Homeworlds FAQ
FAQ for Homeworlds
Info taken from FAQs in file area and various forum threads, consolidated into a Wiki page so that people can more easily find all the info in one place and update it.
List of game FAQs
Number of nests needed of each color
Originally Homeworlds was for 3-6 players and used 5 nests of each color. This is the version published in Playing With Pyramids.
Later the 2-player version Binary Homeworlds specified 3 nests of each color since 5 was found to be looser and slower and less pleasing. Then Andy Looney suggested 4 nests for 3 players. This led to saying n+1 nests for n players.
Conveniently for new players purchasing their own sets, this means n+1 Treehouse sets are good for n players.
http://boardgamegeek.com/thread/141940/what-do-you-mean-by-a-standard-4-color-icehouse-se
How to do an action
To do an action (regardless of which of the 4 types of action), you need that color ability at a system. You can have it in one of 3 ways:
1. The system has a star of that color.
2. You have a ship of that color at the system.
3. You have sacrificed a ship of that color anywhere in the galaxy.
Building a ship requires a ship of the same color at the star
E.g. to build a red ship at a star, you must have a red ship already at that star.
Sacrificing a green ship which is the only ship at a star
If a star has no ships, it immediately returns to the pool. So if you sacrifice a green ship, the star's pyramid enters the pool and might affect your build possibilities.
The blue action makes ships trade color, not size
There is no way to directly "upgrade" a ship to a larger one. The blue action lets you change a ship to a different colored ship from the pool with the same size.

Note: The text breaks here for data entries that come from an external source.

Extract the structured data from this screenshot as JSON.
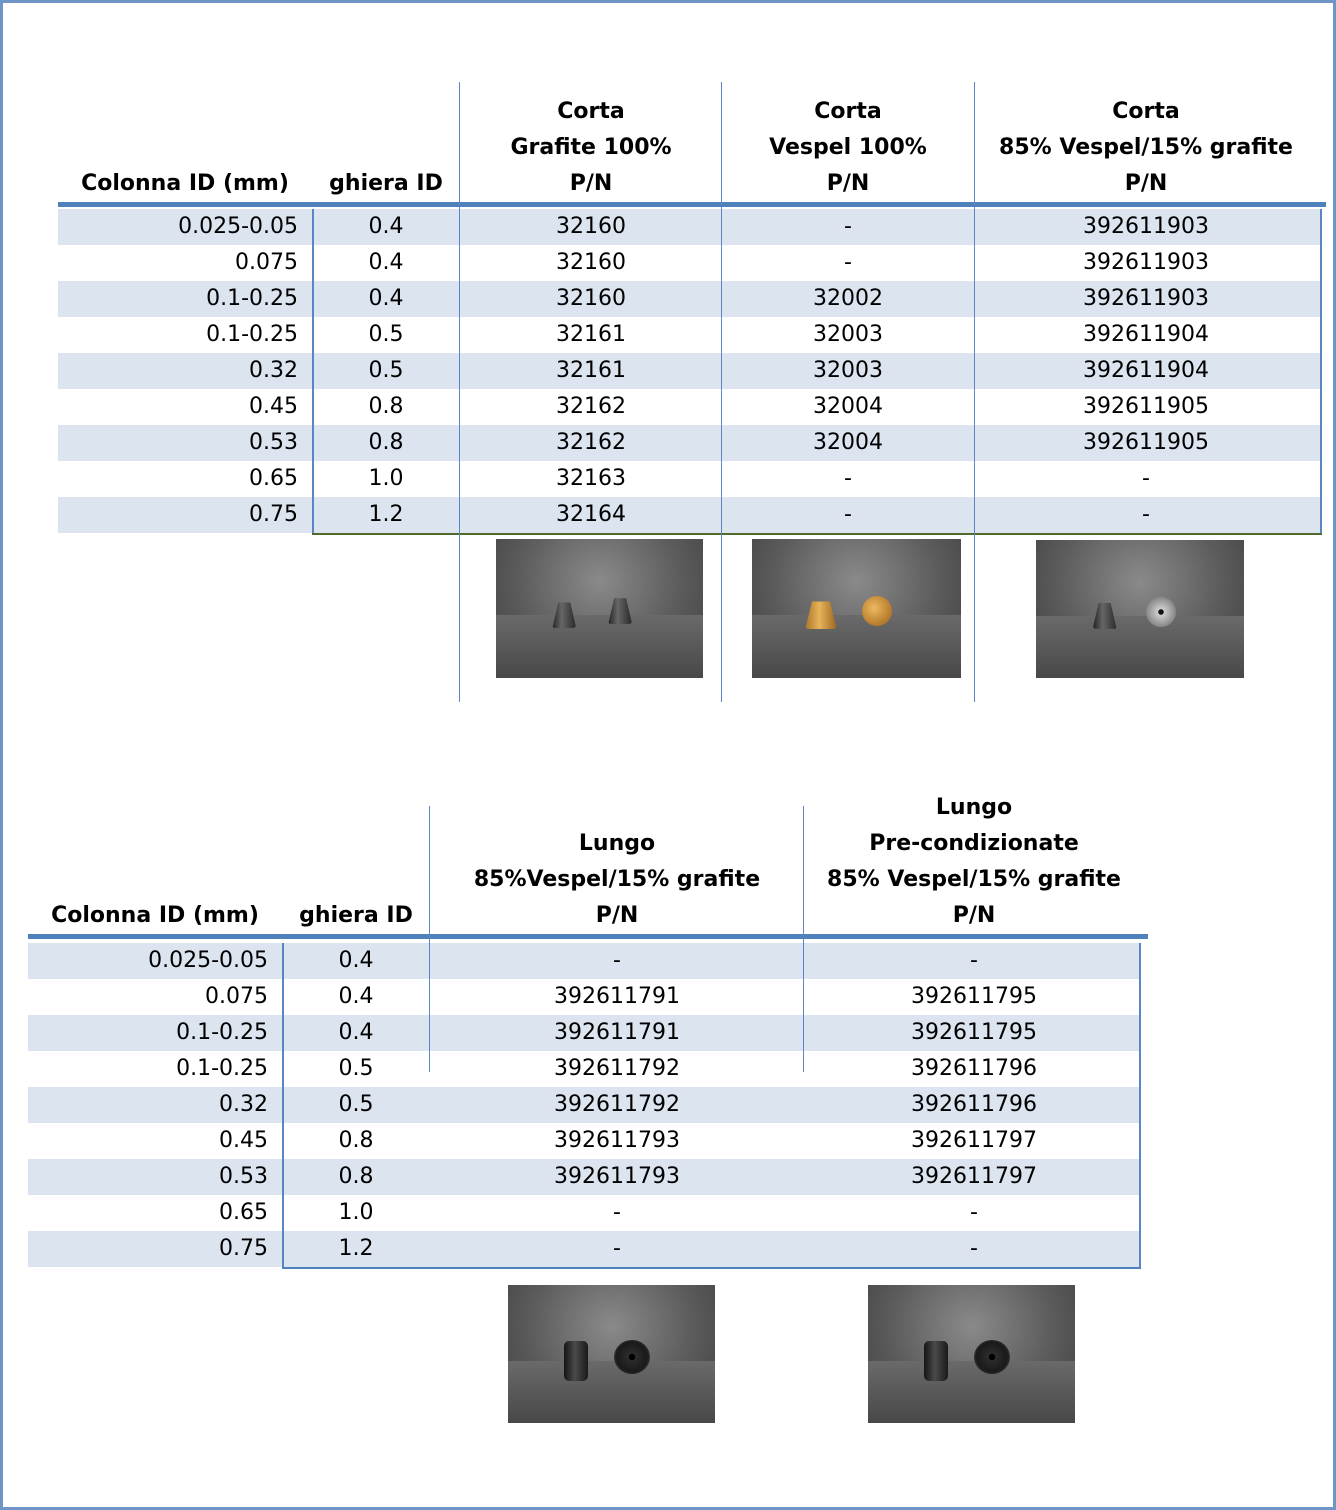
{
  "table1": {
    "headers": [
      {
        "lines": [
          "Colonna ID (mm)"
        ]
      },
      {
        "lines": [
          "ghiera ID"
        ]
      },
      {
        "lines": [
          "Corta",
          "Grafite 100%",
          "P/N"
        ]
      },
      {
        "lines": [
          "Corta",
          "Vespel 100%",
          "P/N"
        ]
      },
      {
        "lines": [
          "Corta",
          "85% Vespel/15% grafite",
          "P/N"
        ]
      }
    ],
    "rows": [
      [
        "0.025-0.05",
        "0.4",
        "32160",
        "-",
        "392611903"
      ],
      [
        "0.075",
        "0.4",
        "32160",
        "-",
        "392611903"
      ],
      [
        "0.1-0.25",
        "0.4",
        "32160",
        "32002",
        "392611903"
      ],
      [
        "0.1-0.25",
        "0.5",
        "32161",
        "32003",
        "392611904"
      ],
      [
        "0.32",
        "0.5",
        "32161",
        "32003",
        "392611904"
      ],
      [
        "0.45",
        "0.8",
        "32162",
        "32004",
        "392611905"
      ],
      [
        "0.53",
        "0.8",
        "32162",
        "32004",
        "392611905"
      ],
      [
        "0.65",
        "1.0",
        "32163",
        "-",
        "-"
      ],
      [
        "0.75",
        "1.2",
        "32164",
        "-",
        "-"
      ]
    ],
    "photos": [
      "graphite-ferrule-photo",
      "vespel-ferrule-photo",
      "vespel-graphite-ferrule-photo"
    ]
  },
  "table2": {
    "headers": [
      {
        "lines": [
          "Colonna ID (mm)"
        ]
      },
      {
        "lines": [
          "ghiera ID"
        ]
      },
      {
        "lines": [
          "Lungo",
          "85%Vespel/15% grafite",
          "P/N"
        ]
      },
      {
        "lines": [
          "Lungo",
          "Pre-condizionate",
          "85% Vespel/15% grafite",
          "P/N"
        ]
      }
    ],
    "rows": [
      [
        "0.025-0.05",
        "0.4",
        "-",
        "-"
      ],
      [
        "0.075",
        "0.4",
        "392611791",
        "392611795"
      ],
      [
        "0.1-0.25",
        "0.4",
        "392611791",
        "392611795"
      ],
      [
        "0.1-0.25",
        "0.5",
        "392611792",
        "392611796"
      ],
      [
        "0.32",
        "0.5",
        "392611792",
        "392611796"
      ],
      [
        "0.45",
        "0.8",
        "392611793",
        "392611797"
      ],
      [
        "0.53",
        "0.8",
        "392611793",
        "392611797"
      ],
      [
        "0.65",
        "1.0",
        "-",
        "-"
      ],
      [
        "0.75",
        "1.2",
        "-",
        "-"
      ]
    ],
    "photos": [
      "long-ferrule-photo",
      "preconditioned-ferrule-photo"
    ]
  },
  "colors": {
    "frame": "#6f95c7",
    "row_shade": "#dce4ef",
    "header_rule": "#4f81bd",
    "bottom_rule": "#4e6b2e"
  }
}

Yellow sacrifice points can make a single ship move several times
Yellow sacrifice points can make a single ship move several times, or make several ships each move once, or a combination (in the case of a Y3).
How attacks work
You don't need a red ship in the system! You need the red ability (either because you have a red ship at that same system, or because the system has a red star, or because you sacrificed a red ship). And you need some ship that's no smaller than the target ship you are capturing. If you have a red action at the star (for whatever reason) and you have a ship at least as big as the target ship at the star, then you can take control of the target ship.
Actions from a sacrifice are all optional
You don't have to use all actions gained from a sacrifice. Of course normally you prefer not to waste them.
Various multiplayer versions
- Good/Evil (the original version, published in Playing With Pyramids): Players have secret Good and Evil roles. An Evil player wins by eliminating any other player. Surviving Good players win by eliminating all Evil players.
- "Win by eliminating all other players": self-explanatory. :)
- "Sinister" variant: win by eliminating the player on your left. If that player gets eliminated by another player, then whoever was on their left becomes your new target to eliminate. (Andy Looney proposed this variant in September 2005: http://boardgamegeek.com/thread/85427/sinister-homeworlds)
An eliminated player's ships remain in play
An eliminated player's ships remain at their locations; they do not return to the pool. They could be captured, or contribute to a catastrophe.